Others described strange sensations, like fleeting touches on their skin or feelings of being watched. Some participants consciously tried to suppress thoughts that someone might be present, while others reported emotionally vivid experiences of not being alone. Most of these eerie sensations were linked in participants’ own accounts to feelings of uncertainty or fear.
Only a few participants described full sensory hallucinations. More often, the feeling of presence was a vague impression or bodily sensation, like someone standing nearby or brushing past them. These sensations align with what psychologists and neuroscientists have observed in other contexts, such as sensory isolation tanks, extreme environments, or even during intense grief or trauma.
The researchers interpreted their findings through the lens of a cognitive theory known as predictive processing. According to this theory, the brain is constantly generating predictions about what is happening in the environment and checking those predictions against incoming sensory data. When the sensory input is weak or unclear—like in a dark, silent room—the brain leans more heavily on prior expectations.
If a person already expects that someone might be nearby, or if their body is producing signs of anxiety (like sweating or a racing heart), the brain might interpret that combination as confirmation of another presence. This can create a feedback loop: vague bodily cues lead to anxious thoughts about being watched, which in turn intensify those bodily sensations, reinforcing the feeling.
This study suggests that the feeling of presence might be an adaptive side effect of how human brains evolved to handle uncertain situations. From an evolutionary perspective, it is often safer to err on the side of assuming there is a hidden threat—like a predator or enemy—than to ignore one that might be real. That bias toward agency detection could help explain why so many people experience ghostly sensations or develop beliefs in invisible agents, especially in situations where they feel vulnerable or uncertain.
“It is not weird nor pathological to feel (and fear) the presence of unseen others when we are alone in dark, silent, or just sensorily ambiguous environments,” Nenadalová told PsyPost. “Having a feeling as if there is somebody pacing behind us, watching us from behind a bush, or hiding in dark corners of our basement seems to be a normal reaction of our cognitive system facing uncertainty.”
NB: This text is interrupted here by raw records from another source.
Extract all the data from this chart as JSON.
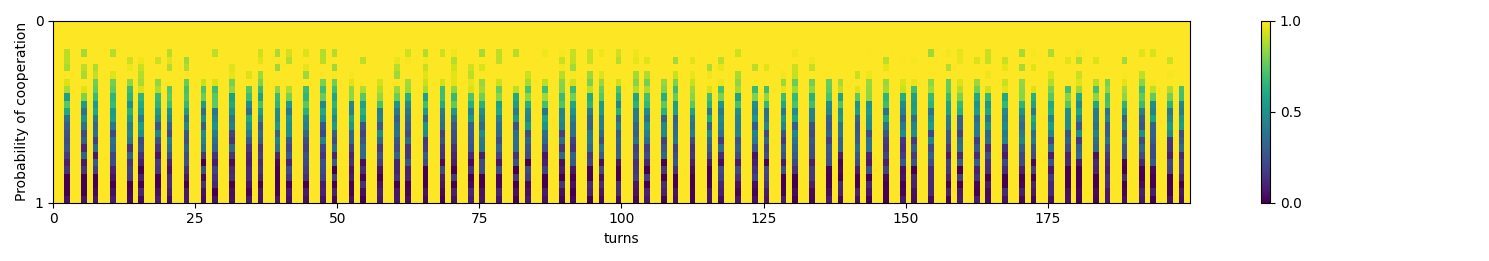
{
  "n_turns": 200,
  "n_rows": 25,
  "xlabel": "turns",
  "ylabel": "Probability of cooperation",
  "ytick_top": "0",
  "ytick_bottom": "1",
  "colormap": "viridis",
  "vmin": 0.0,
  "vmax": 1.0,
  "colorbar_ticks": [
    0.0,
    0.5,
    1.0
  ],
  "colorbar_labels": [
    "0.0",
    "0.5",
    "1.0"
  ],
  "xticks": [
    0,
    25,
    50,
    75,
    100,
    125,
    150,
    175
  ],
  "figsize": [
    14.89,
    2.61
  ],
  "dpi": 100,
  "seed": 42
}
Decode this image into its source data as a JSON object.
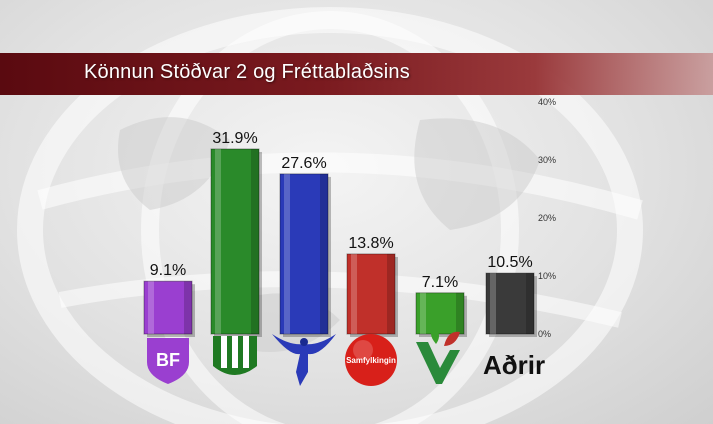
{
  "title": "Könnun Stöðvar 2 og Fréttablaðsins",
  "colors": {
    "title_bar": "#6e1218",
    "bf": "#9a3fd0",
    "b": "#2a8a2a",
    "d": "#2a3ab8",
    "s": "#c0302a",
    "v": "#3aa02a",
    "other": "#3a3a3a"
  },
  "chart_data": {
    "type": "bar",
    "categories": [
      "BF",
      "B",
      "D",
      "S",
      "V",
      "Aðrir"
    ],
    "values": [
      9.1,
      31.9,
      27.6,
      13.8,
      7.1,
      10.5
    ],
    "value_labels": [
      "9.1%",
      "31.9%",
      "27.6%",
      "13.8%",
      "7.1%",
      "10.5%"
    ],
    "category_labels": [
      "BF",
      "",
      "",
      "Samfylkingin",
      "",
      "Aðrir"
    ],
    "category_icons": [
      "bf-shield-logo",
      "framsokn-wheat-logo",
      "falcon-logo",
      "samfylkingin-circle-logo",
      "v-leaf-logo",
      ""
    ],
    "ylim": [
      0,
      40
    ],
    "yticks": [
      0,
      10,
      20,
      30,
      40
    ],
    "ytick_labels": [
      "0%",
      "10%",
      "20%",
      "30%",
      "40%"
    ],
    "series_colors": [
      "#9a3fd0",
      "#2a8a2a",
      "#2a3ab8",
      "#c0302a",
      "#3aa02a",
      "#3a3a3a"
    ],
    "grid": false,
    "legend": "none"
  }
}
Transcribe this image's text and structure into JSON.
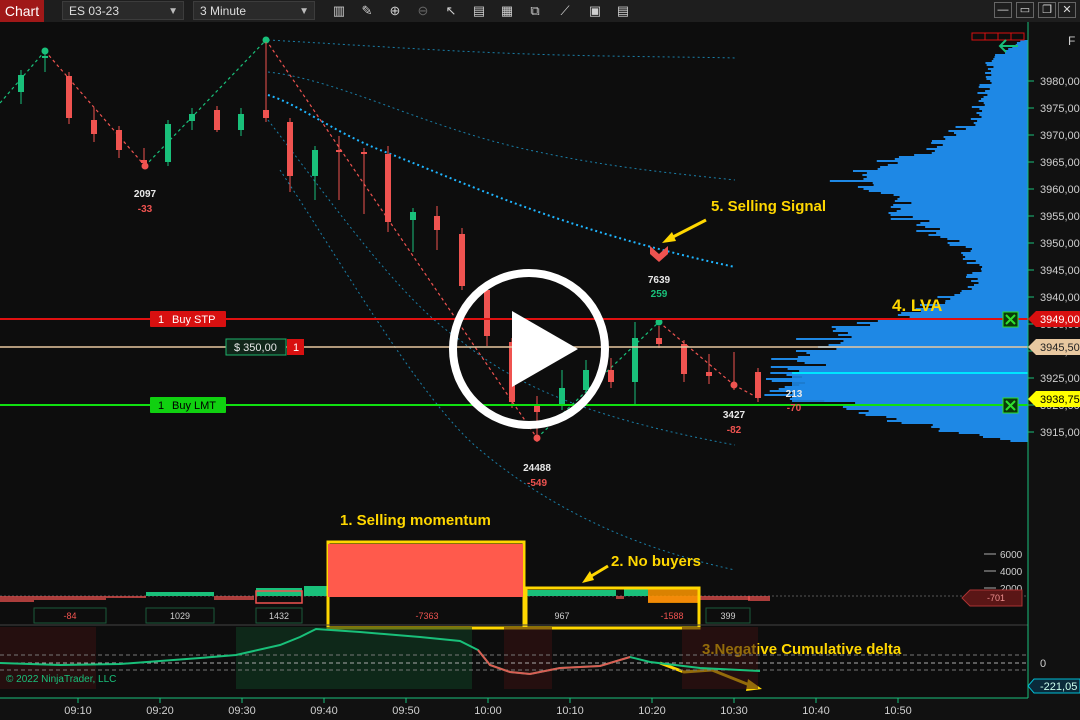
{
  "toolbar": {
    "title": "Chart",
    "instrument": "ES 03-23",
    "interval": "3 Minute",
    "icons": [
      "bar-type-icon",
      "draw-pencil-icon",
      "zoom-in-icon",
      "zoom-out-icon",
      "pointer-icon",
      "data-box-icon",
      "templates-icon",
      "indicators-icon",
      "strategies-icon",
      "properties-icon",
      "properties-grid-icon"
    ],
    "window_buttons": [
      "minimize",
      "maximize",
      "close"
    ]
  },
  "price_axis": {
    "ticks": [
      "3980,00",
      "3975,00",
      "3970,00",
      "3965,00",
      "3960,00",
      "3955,00",
      "3950,00",
      "3945,00",
      "3940,00",
      "3935,00",
      "3930,00",
      "3925,00",
      "3920,00",
      "3915,00"
    ],
    "right_edge_letter": "F"
  },
  "orders": {
    "stop": {
      "qty": "1",
      "label": "Buy STP",
      "price_label": "3949,00",
      "color": "#e01010"
    },
    "position": {
      "pnl": "$ 350,00",
      "qty": "1",
      "price_label": "3945,50",
      "color": "#e8c8a0"
    },
    "limit": {
      "qty": "1",
      "label": "Buy LMT",
      "price_label": "3938,75",
      "color": "#10e010"
    }
  },
  "swing_labels": [
    {
      "vol": "2097",
      "delta": "-33"
    },
    {
      "vol": "24488",
      "delta": "-549"
    },
    {
      "vol": "7639",
      "delta": "259"
    },
    {
      "vol": "3427",
      "delta": "-82"
    },
    {
      "vol": "213",
      "delta": "-70"
    }
  ],
  "annotations": {
    "a1": "1. Selling momentum",
    "a2": "2. No buyers",
    "a3": "3.Negative Cumulative delta",
    "a4": "4. LVA",
    "a5": "5. Selling Signal"
  },
  "delta_panel": {
    "scale": [
      "6000",
      "4000",
      "2000"
    ],
    "values": [
      "-84",
      "1029",
      "1432",
      "-7363",
      "967",
      "-1588",
      "399"
    ],
    "current_label": "-701"
  },
  "cum_delta_panel": {
    "zero_label": "0",
    "current_label": "-221,05"
  },
  "time_axis": [
    "09:10",
    "09:20",
    "09:30",
    "09:40",
    "09:50",
    "10:00",
    "10:10",
    "10:20",
    "10:30",
    "10:40",
    "10:50"
  ],
  "copyright": "© 2022 NinjaTrader, LLC",
  "colors": {
    "bull": "#19c07a",
    "bear": "#ef5350",
    "profile": "#1e88e5",
    "annotation": "#ffd700",
    "current_price": "#ffff00"
  }
}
However, the study has limitations. The semantic priming manipulation may have been too subtle to produce strong effects. Participants may not have taken the suggestion of someone entering the room very seriously. Also, while electrodermal activity is a useful indicator of arousal, it cannot distinguish between types of stress or excitement. The reliance on self-report measures and interviews means that subjective interpretations could vary widely across individuals.
Future research could explore stronger or more emotionally evocative priming strategies to see whether more vivid expectations about other agents lead to stronger feelings of presence. Researchers might also investigate how different types of prior beliefs—such as religious or spiritual worldviews—shape the content of these sensations. And while this study focused on eerie, unpleasant presences, other work has found that some people experience comforting or guiding presences in similar conditions. Understanding the full range of these experiences could shed light on both ordinary cognitive functioning and extraordinary beliefs.
Looking ahead, Nenadalová plans “to focus also on other types of feelings of presence, especially in connection with other psychological dispositions—like phenomenological control (imaginative suggestibility)—and specialized practices where people are willingly training themselves to be able to experience a presence of various beings.”
The study, “Sensing ghosts and other dangerous beings: uncertainty, sensory deprivation, and the feeling of presence,” was authored by Jana Nenadalová and Dan Řezníček.